La BDEAC finance 8 milliards (12,2 millions d'euros) et la banque privée Ecobank, présente en Afrique centrale et de l'ouest, 1 milliard (1,5 millions).
Ce prêt représente une partie des 34,9 milliards de FCFA (54 millions d'euros) du projet de construction du Complexe usinier d'Owendo, financé à 80% par la SNBG sur fonds propres, selon les documents donnés à la presse.
Comprenant trois usines (tranchage, sciage, déroulage), le complexe d'une capacité de transformation de 500.000 m3 par an et implanté sur une superficie de 11 hectares, va, à terme créer près de 450 emplois directs, selon le dossier de presse.
Le président gabonais Ali Bongo Ondimba a interdit en novembre 2010 les exportations de bois brut ou grumes afin de favoriser l'industrie locale de transformation du bois.
L'exploitation de la forêt représentait alors 6% du produit intérieur brut (PIB) hors pétrole et surtout était le principal employeur privé au Gabon, avec environ 15.000 emplois directs et 5.000 emplois indirects.
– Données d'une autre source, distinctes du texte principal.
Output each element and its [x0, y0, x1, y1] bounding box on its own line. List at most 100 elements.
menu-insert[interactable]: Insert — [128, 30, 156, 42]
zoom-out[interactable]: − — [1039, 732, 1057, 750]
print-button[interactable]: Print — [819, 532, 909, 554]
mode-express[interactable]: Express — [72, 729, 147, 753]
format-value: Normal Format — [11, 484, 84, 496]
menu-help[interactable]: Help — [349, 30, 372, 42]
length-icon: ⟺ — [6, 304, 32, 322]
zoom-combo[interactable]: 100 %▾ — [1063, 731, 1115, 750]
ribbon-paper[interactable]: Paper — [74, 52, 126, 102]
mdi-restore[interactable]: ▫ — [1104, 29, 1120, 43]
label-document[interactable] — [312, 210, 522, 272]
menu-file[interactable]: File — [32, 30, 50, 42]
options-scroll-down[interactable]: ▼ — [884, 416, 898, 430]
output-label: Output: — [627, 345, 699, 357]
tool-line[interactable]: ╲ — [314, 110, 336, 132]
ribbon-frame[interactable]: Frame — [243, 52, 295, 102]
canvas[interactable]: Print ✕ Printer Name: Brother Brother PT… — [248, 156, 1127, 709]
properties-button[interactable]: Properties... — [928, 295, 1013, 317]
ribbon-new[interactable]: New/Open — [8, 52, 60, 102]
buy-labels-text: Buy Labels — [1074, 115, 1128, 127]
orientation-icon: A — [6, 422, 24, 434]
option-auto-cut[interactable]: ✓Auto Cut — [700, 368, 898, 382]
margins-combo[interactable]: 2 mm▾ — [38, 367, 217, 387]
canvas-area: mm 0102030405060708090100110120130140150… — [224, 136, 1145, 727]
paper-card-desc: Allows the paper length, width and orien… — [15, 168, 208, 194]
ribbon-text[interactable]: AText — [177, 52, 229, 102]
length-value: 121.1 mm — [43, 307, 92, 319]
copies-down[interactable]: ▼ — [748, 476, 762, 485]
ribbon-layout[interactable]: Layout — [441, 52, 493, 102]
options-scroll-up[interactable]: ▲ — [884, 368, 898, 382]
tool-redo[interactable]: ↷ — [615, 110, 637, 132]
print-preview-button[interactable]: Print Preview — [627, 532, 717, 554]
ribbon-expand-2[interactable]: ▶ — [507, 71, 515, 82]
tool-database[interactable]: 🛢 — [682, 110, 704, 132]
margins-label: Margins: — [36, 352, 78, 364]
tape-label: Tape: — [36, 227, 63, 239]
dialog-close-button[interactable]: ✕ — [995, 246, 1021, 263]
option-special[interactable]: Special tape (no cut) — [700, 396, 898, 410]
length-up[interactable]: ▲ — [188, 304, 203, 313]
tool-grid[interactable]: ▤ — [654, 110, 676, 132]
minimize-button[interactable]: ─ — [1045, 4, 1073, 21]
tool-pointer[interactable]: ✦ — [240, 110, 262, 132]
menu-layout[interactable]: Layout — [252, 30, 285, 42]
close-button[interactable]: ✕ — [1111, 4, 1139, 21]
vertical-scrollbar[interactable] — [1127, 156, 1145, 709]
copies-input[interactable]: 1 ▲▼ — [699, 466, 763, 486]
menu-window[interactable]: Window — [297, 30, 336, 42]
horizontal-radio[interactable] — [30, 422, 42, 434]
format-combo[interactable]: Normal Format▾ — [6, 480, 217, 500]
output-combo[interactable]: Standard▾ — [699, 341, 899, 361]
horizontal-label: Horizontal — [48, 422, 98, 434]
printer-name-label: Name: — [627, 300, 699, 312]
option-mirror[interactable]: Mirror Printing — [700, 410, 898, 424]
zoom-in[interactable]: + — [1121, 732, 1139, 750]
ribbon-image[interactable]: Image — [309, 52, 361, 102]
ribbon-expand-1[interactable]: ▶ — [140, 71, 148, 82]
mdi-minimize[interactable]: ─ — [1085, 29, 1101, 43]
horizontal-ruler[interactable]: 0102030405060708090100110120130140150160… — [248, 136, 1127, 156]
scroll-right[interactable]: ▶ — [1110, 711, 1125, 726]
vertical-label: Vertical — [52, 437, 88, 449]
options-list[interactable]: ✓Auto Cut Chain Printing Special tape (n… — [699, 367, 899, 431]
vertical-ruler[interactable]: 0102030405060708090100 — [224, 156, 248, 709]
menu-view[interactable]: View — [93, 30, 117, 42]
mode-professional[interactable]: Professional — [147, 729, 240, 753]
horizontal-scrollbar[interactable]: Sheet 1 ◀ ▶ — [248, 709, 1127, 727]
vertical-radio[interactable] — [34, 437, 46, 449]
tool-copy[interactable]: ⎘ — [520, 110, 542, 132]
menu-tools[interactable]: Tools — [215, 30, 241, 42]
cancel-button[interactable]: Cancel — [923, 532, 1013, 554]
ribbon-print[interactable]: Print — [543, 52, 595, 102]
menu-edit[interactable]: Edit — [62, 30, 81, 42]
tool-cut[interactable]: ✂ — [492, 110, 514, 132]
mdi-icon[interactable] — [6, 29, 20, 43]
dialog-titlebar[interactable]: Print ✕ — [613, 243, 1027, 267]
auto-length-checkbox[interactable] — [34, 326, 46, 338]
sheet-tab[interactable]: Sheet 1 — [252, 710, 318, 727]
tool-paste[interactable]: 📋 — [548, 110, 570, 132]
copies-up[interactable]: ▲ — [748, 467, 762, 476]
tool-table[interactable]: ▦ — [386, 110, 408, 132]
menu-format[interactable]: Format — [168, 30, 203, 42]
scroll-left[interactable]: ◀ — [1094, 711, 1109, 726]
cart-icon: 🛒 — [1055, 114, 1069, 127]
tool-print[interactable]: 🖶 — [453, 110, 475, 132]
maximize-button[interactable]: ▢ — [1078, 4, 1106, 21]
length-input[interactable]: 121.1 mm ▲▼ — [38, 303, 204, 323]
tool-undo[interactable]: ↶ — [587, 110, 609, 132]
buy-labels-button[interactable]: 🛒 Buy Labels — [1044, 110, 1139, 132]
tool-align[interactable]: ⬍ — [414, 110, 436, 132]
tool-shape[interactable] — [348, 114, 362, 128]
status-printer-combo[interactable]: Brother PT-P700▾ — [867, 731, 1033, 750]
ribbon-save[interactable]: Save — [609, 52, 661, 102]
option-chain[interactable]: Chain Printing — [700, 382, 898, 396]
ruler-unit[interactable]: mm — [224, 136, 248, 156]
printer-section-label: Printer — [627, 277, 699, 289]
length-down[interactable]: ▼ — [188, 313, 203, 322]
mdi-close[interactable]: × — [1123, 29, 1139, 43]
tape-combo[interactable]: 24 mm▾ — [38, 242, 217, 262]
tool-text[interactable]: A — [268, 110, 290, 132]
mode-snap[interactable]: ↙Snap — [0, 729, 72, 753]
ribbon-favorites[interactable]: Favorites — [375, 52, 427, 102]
Les autorités gabonaises ont inauguré en septembre une immense Zone économique spéciale (ZES) à Nkok (30 km de Libreville) dédiée à la transformation du bois. Objectif: attirer 45 sociétés qui investissent 200 millions de dollars et créer 4.000 emplois directs et 6.000 indirects, d'après le ministre des Eaux et forêts Christian Magnagna.